Exact solution of a time-dependent quantum harmonic oscillator with two frequency jumps via the Lewis-Riesenfeld dynamical invariant method

TL;DR

This paper derives exact solutions for a quantum harmonic oscillator experiencing two sudden frequency jumps, using the Lewis-Riesenfeld invariant method, revealing energy and state transition behaviors.

Contribution

It provides explicit formulas for energy, excitation number, and transition probabilities for a quantum oscillator with two frequency jumps, extending previous studies to non-fundamental initial states.

Findings

Mean energy after jumps is greater or equal to before

Oscillator can return to initial state for specific time intervals

Results apply to initial states beyond the fundamental

Abstract

Harmonic oscillators with multiple abrupt jumps in their frequencies have been investigated by several authors during the last decades.
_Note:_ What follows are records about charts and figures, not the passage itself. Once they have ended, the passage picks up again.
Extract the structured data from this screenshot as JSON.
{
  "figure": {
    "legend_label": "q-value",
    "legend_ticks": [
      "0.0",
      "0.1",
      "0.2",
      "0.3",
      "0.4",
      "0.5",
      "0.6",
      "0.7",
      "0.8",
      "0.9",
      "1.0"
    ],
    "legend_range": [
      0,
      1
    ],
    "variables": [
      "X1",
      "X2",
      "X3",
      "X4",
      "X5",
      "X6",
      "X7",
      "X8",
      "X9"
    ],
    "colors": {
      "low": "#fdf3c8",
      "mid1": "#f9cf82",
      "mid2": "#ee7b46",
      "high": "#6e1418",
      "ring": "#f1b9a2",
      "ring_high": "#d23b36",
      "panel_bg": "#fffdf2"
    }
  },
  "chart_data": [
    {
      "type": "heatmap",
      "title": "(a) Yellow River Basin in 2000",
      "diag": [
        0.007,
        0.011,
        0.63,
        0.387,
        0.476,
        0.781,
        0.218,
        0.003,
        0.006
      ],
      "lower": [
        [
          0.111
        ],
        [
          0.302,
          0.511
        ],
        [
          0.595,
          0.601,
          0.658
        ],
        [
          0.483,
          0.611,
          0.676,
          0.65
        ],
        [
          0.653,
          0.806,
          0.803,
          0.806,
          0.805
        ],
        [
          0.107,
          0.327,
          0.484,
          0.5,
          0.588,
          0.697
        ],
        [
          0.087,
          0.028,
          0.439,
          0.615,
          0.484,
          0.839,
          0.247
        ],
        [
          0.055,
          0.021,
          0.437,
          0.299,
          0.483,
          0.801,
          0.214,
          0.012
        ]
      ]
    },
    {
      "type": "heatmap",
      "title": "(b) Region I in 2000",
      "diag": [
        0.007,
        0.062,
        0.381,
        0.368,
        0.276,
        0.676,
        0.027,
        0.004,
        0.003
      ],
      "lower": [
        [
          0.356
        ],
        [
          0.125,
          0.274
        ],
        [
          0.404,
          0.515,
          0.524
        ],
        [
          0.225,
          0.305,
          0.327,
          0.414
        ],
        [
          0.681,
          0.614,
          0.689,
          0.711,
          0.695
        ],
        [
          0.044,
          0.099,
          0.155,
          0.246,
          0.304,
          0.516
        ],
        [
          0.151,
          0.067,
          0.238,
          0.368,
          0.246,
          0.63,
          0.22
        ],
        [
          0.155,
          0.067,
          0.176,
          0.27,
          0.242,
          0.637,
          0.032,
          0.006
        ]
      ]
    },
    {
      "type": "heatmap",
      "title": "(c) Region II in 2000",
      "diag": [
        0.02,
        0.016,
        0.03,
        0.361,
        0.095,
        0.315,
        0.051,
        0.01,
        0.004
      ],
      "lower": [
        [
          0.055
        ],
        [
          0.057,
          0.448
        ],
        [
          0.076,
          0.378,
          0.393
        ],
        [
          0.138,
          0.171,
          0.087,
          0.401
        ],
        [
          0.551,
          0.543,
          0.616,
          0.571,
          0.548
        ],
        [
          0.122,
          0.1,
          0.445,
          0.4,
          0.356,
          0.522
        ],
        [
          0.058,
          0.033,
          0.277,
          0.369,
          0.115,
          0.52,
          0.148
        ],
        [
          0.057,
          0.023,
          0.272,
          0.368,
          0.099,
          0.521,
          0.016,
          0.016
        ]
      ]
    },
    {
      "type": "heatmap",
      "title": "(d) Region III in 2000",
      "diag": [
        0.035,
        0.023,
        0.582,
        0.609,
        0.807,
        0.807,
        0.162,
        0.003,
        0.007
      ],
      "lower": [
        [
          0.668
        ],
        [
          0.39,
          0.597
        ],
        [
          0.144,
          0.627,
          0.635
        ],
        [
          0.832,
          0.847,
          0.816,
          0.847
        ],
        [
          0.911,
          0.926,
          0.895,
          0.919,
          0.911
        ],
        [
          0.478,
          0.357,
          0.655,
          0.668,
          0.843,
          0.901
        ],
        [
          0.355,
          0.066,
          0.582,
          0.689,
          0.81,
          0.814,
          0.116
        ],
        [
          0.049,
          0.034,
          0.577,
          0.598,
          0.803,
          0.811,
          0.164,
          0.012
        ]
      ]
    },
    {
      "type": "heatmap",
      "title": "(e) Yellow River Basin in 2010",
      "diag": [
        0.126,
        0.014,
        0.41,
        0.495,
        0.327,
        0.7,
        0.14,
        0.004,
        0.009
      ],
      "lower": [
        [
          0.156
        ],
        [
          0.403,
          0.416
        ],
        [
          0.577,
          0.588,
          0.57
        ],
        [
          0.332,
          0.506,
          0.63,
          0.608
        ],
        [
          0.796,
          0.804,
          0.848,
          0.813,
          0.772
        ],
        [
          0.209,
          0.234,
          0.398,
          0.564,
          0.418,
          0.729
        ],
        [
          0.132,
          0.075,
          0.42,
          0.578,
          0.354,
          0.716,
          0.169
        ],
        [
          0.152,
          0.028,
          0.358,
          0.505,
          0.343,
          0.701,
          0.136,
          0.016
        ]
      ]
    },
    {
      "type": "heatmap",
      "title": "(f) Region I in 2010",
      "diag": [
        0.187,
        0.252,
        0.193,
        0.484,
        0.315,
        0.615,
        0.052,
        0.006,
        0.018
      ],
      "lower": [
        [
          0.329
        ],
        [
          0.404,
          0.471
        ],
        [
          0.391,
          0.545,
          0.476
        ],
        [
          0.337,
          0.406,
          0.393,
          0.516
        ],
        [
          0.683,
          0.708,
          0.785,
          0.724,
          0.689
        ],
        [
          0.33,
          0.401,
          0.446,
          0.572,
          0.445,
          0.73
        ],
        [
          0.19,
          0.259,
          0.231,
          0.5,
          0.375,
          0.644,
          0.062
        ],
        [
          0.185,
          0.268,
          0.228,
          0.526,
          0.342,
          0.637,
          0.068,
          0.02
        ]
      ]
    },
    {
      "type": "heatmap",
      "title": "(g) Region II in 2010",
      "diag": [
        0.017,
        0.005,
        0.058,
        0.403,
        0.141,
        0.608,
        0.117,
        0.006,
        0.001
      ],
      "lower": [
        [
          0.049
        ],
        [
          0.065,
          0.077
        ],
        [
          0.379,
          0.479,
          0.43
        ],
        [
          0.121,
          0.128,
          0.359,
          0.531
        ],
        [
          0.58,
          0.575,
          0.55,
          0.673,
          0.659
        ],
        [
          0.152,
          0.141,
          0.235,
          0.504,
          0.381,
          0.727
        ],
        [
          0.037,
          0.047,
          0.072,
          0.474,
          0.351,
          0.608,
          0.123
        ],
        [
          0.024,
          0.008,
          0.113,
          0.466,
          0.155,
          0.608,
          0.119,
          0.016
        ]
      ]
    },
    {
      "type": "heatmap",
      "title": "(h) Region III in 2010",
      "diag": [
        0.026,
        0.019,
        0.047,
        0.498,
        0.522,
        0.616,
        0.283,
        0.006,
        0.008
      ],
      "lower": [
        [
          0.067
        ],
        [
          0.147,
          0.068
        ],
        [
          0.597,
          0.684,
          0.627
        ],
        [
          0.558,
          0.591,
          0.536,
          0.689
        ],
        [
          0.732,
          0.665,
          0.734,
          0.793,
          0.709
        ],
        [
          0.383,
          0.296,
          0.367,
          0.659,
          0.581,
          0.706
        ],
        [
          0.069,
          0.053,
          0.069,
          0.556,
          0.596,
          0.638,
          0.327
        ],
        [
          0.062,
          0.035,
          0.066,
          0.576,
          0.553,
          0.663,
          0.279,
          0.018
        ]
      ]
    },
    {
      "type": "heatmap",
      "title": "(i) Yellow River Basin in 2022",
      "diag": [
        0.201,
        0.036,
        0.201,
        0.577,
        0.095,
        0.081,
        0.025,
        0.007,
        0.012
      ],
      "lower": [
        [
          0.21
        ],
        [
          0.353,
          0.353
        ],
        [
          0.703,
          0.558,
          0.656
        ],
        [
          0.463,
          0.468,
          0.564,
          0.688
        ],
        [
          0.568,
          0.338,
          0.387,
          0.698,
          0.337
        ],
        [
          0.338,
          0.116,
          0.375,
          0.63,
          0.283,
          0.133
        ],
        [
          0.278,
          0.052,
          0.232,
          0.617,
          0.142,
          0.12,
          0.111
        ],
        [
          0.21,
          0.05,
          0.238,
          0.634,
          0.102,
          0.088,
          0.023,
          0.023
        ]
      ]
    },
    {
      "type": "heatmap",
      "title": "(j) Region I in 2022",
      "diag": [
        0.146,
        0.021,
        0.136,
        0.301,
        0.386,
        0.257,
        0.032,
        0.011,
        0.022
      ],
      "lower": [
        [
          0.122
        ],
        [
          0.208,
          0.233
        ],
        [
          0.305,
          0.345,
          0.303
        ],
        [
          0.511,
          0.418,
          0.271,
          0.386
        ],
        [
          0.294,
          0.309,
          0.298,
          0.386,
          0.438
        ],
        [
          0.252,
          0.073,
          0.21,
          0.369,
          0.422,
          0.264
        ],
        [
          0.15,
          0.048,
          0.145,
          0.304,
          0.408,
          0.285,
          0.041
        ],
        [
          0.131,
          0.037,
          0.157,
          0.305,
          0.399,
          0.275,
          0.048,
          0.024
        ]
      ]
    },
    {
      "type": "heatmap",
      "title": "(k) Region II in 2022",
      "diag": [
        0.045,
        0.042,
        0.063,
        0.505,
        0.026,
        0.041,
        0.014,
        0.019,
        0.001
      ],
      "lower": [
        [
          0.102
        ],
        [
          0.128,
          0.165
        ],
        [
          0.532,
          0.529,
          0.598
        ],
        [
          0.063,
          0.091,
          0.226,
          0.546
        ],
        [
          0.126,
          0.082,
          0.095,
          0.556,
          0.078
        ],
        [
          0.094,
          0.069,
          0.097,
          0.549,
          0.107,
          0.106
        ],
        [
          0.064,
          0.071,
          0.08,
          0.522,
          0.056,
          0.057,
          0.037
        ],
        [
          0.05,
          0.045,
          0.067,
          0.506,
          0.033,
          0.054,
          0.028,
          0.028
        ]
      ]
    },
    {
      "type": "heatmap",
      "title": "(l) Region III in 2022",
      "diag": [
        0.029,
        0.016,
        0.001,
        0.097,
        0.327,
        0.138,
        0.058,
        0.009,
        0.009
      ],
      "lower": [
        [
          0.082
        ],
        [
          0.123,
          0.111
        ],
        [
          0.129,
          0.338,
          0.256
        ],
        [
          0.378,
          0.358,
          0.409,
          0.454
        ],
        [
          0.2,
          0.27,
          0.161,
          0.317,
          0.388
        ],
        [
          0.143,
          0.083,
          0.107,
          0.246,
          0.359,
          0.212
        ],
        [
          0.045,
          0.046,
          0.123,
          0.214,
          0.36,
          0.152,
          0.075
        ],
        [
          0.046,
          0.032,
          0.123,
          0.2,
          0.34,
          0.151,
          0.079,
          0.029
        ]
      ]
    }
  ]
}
We investigate the dynamics of a quantum harmonic oscillator with initial frequency $\omega_0$, that undergoes a sudden jump to a frequency $\omega_1$ and, after a certain time interval, suddenly returns to its initial frequency. Using the Lewis-Riesenfeld method of dynamical invariants, we present expressions for the mean energy value, the mean number of excitations, and the transition probabilities, considering the initial state different from the fundamental. We show that the mean energy of the oscillator, after the jumps, is equal or greater than the one before the jumps, even when $\omega_1<\omega_0$. We also show that, for particular values of the time interval between the jumps, the oscillator returns to the same initial state.